I want to bring up a very minor detail on the cultivation of tender bulbs (gladioli, cannas, dahlias, tuberous begonias, etc.), but one still worth clarifying: the concept that bulbs need darkness during their dormant period.
Typically, the explanation offered to gardeners is that when you bring tender bulbs indoors, you need keep them in a spot that is cool, dry and dark, such as a basement, a slightly heated garage or a root cellar. But in fact, darkness itself is not a factor.
When a Bulb Is Sleeping
Dormant bulbs are just that: dormant. They’ve stopped all growth. And when they’re in that state, they’re perfectly indifferent to light. Sun, partial shade, darkness: it’s all the same to them. True enough, you don’t want to store them in a spot that gets really hot as that could cause them to dry out and intense sun can indeed heat things up quite a bit. However, if you have potential storage space that receives light part of the day or even all day, yet remains cool, that would be a perfect place for bulbs.
Other Dormant Plants Too
Also, the same information applies to any plant that goes dormant at some time during the year: amaryllis, cyclamens, desert cacti, etc. Yes, do stop watering them and yes, do put them in a cooler place … but there is no need to keep them in the dark unless there is some reason that would be convenient for you.

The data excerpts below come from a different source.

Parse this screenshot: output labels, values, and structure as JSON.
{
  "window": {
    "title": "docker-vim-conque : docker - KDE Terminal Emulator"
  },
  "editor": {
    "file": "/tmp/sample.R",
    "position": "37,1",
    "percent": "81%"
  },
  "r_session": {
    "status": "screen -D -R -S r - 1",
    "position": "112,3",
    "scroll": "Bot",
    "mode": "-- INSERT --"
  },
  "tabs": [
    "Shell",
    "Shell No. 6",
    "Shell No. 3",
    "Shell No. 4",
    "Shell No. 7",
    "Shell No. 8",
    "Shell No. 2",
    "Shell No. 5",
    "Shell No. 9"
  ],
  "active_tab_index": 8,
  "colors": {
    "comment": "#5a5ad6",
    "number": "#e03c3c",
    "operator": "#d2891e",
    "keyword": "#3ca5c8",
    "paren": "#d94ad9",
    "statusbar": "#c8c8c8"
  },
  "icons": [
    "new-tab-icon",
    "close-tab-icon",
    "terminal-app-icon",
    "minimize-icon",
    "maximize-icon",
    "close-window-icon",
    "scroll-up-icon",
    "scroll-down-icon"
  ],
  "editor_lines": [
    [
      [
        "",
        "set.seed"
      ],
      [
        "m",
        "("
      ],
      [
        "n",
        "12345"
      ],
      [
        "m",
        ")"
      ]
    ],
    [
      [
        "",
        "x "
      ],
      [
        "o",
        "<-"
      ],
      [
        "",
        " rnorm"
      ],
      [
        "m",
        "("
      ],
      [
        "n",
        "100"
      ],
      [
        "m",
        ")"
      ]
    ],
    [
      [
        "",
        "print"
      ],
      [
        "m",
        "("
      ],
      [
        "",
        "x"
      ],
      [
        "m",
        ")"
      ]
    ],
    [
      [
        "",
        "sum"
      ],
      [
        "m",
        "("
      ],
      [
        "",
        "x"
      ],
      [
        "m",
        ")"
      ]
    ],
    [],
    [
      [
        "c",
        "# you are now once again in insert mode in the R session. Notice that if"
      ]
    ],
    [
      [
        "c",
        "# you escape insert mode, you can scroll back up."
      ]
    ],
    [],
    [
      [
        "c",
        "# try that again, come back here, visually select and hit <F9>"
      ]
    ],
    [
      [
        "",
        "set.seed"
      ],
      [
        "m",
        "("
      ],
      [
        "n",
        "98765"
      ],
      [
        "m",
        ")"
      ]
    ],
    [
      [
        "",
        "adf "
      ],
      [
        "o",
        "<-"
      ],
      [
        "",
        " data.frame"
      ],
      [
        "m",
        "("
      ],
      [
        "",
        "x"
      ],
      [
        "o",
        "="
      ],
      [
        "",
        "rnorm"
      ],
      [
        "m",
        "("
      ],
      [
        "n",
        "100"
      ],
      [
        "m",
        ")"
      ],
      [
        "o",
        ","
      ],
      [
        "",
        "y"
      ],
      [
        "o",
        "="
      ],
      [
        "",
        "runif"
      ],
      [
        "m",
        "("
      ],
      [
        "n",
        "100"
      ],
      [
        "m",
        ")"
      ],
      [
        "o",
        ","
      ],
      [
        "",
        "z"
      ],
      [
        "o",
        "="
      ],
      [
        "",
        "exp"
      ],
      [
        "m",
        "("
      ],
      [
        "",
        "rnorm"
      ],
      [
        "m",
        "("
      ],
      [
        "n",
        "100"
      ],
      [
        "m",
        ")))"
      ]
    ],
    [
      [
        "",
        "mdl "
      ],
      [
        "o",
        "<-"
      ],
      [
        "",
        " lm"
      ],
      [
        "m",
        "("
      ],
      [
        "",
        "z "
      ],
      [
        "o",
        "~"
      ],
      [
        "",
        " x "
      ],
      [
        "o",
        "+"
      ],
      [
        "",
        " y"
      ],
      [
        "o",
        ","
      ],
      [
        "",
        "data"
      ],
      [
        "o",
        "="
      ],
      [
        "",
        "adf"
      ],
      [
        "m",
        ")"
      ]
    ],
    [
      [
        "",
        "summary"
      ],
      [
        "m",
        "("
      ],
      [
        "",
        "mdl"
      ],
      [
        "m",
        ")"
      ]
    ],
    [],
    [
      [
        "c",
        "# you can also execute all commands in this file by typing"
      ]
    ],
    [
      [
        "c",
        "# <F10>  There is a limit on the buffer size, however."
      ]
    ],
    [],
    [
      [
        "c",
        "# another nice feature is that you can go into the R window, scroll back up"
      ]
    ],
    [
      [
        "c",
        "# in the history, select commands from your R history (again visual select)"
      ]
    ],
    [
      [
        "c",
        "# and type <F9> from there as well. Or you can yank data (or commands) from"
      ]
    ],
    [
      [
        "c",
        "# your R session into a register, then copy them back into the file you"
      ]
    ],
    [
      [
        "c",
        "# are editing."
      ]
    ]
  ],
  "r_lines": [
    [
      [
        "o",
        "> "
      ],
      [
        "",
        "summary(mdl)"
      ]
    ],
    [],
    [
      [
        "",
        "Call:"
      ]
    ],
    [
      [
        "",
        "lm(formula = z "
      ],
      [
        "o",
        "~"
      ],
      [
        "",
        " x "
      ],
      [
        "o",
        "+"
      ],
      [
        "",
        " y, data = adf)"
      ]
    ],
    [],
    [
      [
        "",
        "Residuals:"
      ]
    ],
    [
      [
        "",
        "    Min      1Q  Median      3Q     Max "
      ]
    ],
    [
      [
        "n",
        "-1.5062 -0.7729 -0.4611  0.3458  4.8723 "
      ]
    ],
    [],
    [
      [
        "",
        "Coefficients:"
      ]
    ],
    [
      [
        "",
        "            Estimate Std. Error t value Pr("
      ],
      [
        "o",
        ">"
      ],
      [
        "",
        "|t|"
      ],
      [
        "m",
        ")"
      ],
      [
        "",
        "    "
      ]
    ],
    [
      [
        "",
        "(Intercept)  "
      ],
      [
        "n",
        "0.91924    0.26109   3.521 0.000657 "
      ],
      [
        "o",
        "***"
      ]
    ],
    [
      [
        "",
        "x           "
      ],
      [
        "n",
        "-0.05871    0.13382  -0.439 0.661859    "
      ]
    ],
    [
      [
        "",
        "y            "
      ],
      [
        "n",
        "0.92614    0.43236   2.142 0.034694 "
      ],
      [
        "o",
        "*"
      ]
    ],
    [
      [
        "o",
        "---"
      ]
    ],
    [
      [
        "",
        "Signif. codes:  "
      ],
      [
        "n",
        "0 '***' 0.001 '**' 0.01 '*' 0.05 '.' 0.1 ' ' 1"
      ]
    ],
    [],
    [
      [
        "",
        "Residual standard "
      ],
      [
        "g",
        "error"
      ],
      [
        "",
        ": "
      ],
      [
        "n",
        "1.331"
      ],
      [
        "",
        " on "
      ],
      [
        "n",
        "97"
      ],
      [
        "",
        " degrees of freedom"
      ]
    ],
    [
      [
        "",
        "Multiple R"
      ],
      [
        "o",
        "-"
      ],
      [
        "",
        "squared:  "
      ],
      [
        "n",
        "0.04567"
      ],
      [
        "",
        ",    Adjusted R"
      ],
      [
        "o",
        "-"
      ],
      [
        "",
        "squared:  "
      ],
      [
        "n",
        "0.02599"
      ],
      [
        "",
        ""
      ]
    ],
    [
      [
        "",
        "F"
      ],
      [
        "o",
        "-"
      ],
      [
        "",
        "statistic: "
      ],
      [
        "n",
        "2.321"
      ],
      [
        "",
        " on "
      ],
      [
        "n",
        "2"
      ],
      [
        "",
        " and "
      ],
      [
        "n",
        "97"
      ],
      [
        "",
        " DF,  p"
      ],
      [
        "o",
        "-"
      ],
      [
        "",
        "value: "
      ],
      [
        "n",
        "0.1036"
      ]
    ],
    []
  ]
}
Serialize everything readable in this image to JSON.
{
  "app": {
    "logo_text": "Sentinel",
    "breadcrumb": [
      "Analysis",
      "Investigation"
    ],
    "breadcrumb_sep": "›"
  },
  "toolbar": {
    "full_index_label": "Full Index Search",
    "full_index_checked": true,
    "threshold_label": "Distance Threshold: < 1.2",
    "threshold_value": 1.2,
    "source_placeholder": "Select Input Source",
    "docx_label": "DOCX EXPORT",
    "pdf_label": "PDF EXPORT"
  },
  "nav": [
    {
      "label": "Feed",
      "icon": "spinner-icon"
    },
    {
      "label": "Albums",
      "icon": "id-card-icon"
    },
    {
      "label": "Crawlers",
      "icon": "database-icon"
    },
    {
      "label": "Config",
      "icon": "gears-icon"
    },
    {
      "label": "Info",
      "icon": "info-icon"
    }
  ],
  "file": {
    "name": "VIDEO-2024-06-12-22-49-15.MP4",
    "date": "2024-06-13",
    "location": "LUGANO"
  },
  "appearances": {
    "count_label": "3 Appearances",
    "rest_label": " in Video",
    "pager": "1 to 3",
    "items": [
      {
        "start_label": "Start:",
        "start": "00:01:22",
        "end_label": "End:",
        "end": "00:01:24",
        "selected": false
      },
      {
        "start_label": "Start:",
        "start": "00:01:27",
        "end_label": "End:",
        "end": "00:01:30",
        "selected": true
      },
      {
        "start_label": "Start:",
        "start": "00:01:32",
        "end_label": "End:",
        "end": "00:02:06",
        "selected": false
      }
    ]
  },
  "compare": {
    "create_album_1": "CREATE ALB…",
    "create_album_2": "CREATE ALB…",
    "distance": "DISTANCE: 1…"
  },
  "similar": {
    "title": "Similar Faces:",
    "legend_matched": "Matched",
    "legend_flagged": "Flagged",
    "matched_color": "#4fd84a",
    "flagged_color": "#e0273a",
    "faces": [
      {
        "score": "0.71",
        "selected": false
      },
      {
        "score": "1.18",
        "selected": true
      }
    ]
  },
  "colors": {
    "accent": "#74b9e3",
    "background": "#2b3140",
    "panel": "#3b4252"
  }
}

I tried to come up with even one exception: a single plant that must necessarily experience darkness 24 hours a day for a long time when it is dormant, but I couldn’t think of one.
And, when you think this over, this is quite logical: when a plant goes dormant in the wild, it doesn’t dig itself up and take refuge in a dark cave nearby. It stays where it is and puts up with whatever natural light is found in that spot.
So, if there is a window in the garage or basement where you overwinter your bulbs, you don’t need to block it nor to seal the bulbs in an opaque box. As long as this light doesn’t overly heat the room, its presence or absence is irrelevant.